[TOC]
- Title: Prompter: Utilizing Large Language Model Prompting for a Data Efficient Embodied Instruction Following
- Author: Yuki Inoue et. al.
- Publish Year: 7 Nov 2022
- Review Date: Wed, Feb 1, 2023
- url: https://arxiv.org/pdf/2211.03267.pdf
Summary of paper
Motivation
- we propose FILM++ which extends the existing work FILM with modifications that do not require extra data.
- furthermore, we propose Prompter, which replace FILM++’s semantic search module with language model prompting.
- no training is needed for our prompting based implementation while achieving better or least comparable performance.
Contribution
- FILM++ to fill the role of the data efficient baseline.
- we propose Prompter, which replaces the semantic search module of FILM++ with language prompting, making it even more data efficient.
Some key terms
Difficulty in converting language into robot controls
- Converting free-form language instructions to step-by-step robot controls is no easy task, as agents must integrate information of multiple modalities while operating in environments full of uncertainties.
- it is important to minimise the data cost needed to train an agent, to ease the transition from sim to real.
Function of the semantic search module
- The semantic search module promotes efficient search by predicting the probable locations of the unobserved objects from the observed ones.
Related work
early attempts on ALFRED
- early attempts on ALFRED trained single end-to-end models.=
modular approaches
- most equipped with front-end vision and language modules that process raw inputs which are then integrated in the back-end decision making module.
FILM baseline
language substream
- the language substream subdivides the language instructions into a series of object-action pairs, which serve as subtasks that agents follow to complete the task in divide-and-conquer manner.
- an object-action pair (Faucet, ToggleObjectOn) corresponds to first finding a faucet and then turning the knob.
ALFRED settings
reachable distance
- In ALFRED, an object is considered reachable if its horizontal displacement from the agent is less than 1.5 meters.
- FILM directly uses the depth estimation to determine the reachability.
interaction offset
- being too close to an object can also be a source of error. this is especially true when objects change shape after interaction.

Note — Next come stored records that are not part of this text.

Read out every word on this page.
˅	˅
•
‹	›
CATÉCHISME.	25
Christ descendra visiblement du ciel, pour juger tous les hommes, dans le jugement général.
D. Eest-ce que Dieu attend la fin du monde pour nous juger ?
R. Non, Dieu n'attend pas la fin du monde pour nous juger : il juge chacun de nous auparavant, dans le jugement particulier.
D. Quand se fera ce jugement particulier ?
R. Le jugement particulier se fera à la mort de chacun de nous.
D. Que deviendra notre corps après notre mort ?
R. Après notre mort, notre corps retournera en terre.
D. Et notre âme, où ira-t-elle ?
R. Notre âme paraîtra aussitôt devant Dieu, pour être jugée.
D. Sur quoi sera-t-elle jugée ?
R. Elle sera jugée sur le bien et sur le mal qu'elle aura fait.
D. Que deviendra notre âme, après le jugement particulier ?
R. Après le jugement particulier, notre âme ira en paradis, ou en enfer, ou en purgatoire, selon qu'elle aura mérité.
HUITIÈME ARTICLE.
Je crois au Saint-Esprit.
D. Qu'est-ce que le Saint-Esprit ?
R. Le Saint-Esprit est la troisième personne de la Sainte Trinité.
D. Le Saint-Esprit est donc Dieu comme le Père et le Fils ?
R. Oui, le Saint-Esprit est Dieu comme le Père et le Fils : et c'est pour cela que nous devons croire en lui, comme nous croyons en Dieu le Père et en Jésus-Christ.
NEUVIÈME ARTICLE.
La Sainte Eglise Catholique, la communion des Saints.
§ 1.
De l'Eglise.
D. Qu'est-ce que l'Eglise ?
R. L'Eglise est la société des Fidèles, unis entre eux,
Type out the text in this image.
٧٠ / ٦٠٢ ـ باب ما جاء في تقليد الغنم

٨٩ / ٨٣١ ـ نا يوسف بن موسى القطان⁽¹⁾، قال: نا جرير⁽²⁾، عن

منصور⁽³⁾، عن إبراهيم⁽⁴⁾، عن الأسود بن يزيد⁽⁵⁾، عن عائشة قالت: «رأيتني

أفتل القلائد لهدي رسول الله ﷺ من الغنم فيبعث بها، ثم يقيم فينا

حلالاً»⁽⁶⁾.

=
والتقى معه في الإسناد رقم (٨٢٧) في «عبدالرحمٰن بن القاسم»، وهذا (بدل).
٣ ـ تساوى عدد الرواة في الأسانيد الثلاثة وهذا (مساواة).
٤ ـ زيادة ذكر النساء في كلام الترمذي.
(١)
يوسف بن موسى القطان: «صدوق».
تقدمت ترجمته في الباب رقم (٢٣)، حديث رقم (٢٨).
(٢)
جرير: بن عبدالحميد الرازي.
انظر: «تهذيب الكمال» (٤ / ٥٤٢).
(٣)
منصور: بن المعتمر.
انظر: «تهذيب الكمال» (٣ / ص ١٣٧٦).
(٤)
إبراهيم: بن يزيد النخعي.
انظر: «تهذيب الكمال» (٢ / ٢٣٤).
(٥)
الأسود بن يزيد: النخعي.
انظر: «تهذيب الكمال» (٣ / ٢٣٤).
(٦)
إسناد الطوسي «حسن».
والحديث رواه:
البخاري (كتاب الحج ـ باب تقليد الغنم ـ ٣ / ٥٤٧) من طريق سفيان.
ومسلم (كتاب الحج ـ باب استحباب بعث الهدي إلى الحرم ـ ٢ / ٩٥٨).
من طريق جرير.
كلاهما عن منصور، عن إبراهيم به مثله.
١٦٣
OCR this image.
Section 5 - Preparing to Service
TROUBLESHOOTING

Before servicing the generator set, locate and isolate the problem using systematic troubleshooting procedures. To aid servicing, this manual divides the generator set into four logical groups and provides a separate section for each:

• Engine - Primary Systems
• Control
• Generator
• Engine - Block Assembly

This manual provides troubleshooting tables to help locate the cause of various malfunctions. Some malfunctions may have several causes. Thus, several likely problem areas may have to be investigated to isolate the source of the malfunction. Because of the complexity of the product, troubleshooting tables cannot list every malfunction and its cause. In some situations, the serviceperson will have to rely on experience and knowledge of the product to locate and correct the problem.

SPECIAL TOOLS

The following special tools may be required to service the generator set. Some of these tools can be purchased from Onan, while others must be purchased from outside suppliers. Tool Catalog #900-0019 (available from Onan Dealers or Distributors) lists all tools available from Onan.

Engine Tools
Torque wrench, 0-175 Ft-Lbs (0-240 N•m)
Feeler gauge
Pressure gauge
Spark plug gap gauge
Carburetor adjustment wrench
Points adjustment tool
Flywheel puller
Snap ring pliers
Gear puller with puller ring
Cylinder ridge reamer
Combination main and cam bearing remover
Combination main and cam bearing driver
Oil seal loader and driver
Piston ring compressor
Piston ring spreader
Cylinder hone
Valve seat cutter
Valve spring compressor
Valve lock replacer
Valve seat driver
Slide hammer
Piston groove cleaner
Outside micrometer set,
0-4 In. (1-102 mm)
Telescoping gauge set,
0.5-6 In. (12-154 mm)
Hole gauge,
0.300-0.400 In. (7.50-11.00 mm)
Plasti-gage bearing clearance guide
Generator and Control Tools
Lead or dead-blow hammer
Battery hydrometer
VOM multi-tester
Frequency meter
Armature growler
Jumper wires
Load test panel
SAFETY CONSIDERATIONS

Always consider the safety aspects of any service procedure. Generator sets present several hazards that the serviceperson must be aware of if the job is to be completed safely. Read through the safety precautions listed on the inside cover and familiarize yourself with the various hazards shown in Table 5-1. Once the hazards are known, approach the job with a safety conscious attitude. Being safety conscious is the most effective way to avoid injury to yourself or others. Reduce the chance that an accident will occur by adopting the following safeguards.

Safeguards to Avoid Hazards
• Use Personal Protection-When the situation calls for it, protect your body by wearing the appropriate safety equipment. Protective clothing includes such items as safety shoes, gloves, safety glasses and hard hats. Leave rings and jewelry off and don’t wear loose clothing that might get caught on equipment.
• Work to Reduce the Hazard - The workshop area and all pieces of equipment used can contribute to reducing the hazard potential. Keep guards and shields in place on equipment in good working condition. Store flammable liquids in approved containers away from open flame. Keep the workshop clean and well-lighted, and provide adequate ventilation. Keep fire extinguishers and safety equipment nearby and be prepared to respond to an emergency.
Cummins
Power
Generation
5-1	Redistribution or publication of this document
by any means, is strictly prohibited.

- so some model manually set offset of agent from the object by 50 cm for the OpenObject action, as it is the only deforming interaction in ALFRED
Slice replay
- FILM++ also manually set a macro action sequence to put away the knife and return for a pick up.
Look around
- FILM++ instructs the agent to look around the environment at the beginning of an episode, to promote information gathering
Obstacle enlargement
- a common practice during collision-free path planning is to enlarge the obstacles by the size of of the agent so that the agent can be modelled as a point. (in the semantic map)
Result
- this shows that if having ground truth language parser, the performance will increase by 7% – meaning that there is the potential to improve current language parser.
highlight about the error modes
- the table shows that over half of Prompter’s errors correspond to “Goal object not found” or “Language processing error”
- Prompter is particularly bad at recognising small objects such as salt shakers, and large objects that are difficult to recognise up close, such as refrigerators and floor lamps.